会社行事やイベント等に、家族と子どもに関わりを持たせていくことはよいでしょうか。

 親と子のどちらにとっても、とても良いことです。僕の尊敬する多くの社長さんが実際に取り組んでいます。自分のプライベート部分もさらけ出すことで、安心感につながります。「ああいう奥さんだよね」「子どもがそろそろ高校受験ですね」と社員に知られていることがほっとするというか、母の会社への親しみの部分につながることが一点。

 もう一点は子にとっての効果。講演会でも毎回言うことですが、《仕事する親を見せる》《職場を見せる》のは非常に効果的です。ひきこもりの子どもへの自立・社会へ出ていける力をつける治療法の一環で「親の仕事を見せる」があるぐらいです。家庭内での印象とは全く違いますからね。もうオーラが違うって子どもたちはみんな言いますね。そういう輝いてる部分はしっかり見せてほしいです。

 

最後に、これからの日本を盛り上げていく、次代を育てる社長達へ一言お願いします。

 命というものは、結局次世代を成立させるために全力を尽くしていくつながりだと思うんです。全部がつながっていく一つの命なんだと。そういう意味で言えば、社員も子供みたいなものだし、子供も同じくつながっている命です。

 私たちの役割は、彼らをメシが食えて魅力的な人間に育て上げることだと思うんです。
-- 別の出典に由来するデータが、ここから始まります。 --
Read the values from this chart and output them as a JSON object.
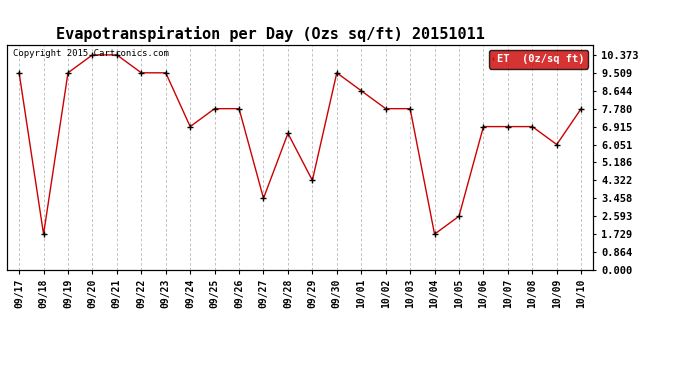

ただ勉強ができる、計算が早い、締め切りが守れる、というだけでない人間的な魅力。社長をやっていればお分かりですよね。《人に愛されて可愛がられる》まさにこの一点です。可愛がられる人間に育てることの重要性が、社長だからこそわかると思うんですよね。それは、学校では全く教えてくれません。

 「清く正しく優秀に」という価値だけでなく、人に愛され、可愛がられるという人間の本質的な価値。人と会社を経営していく後継者だからこそ、その両面が必要です。実力もあって可愛がられる人を育てられるように皆で頑張りましょう。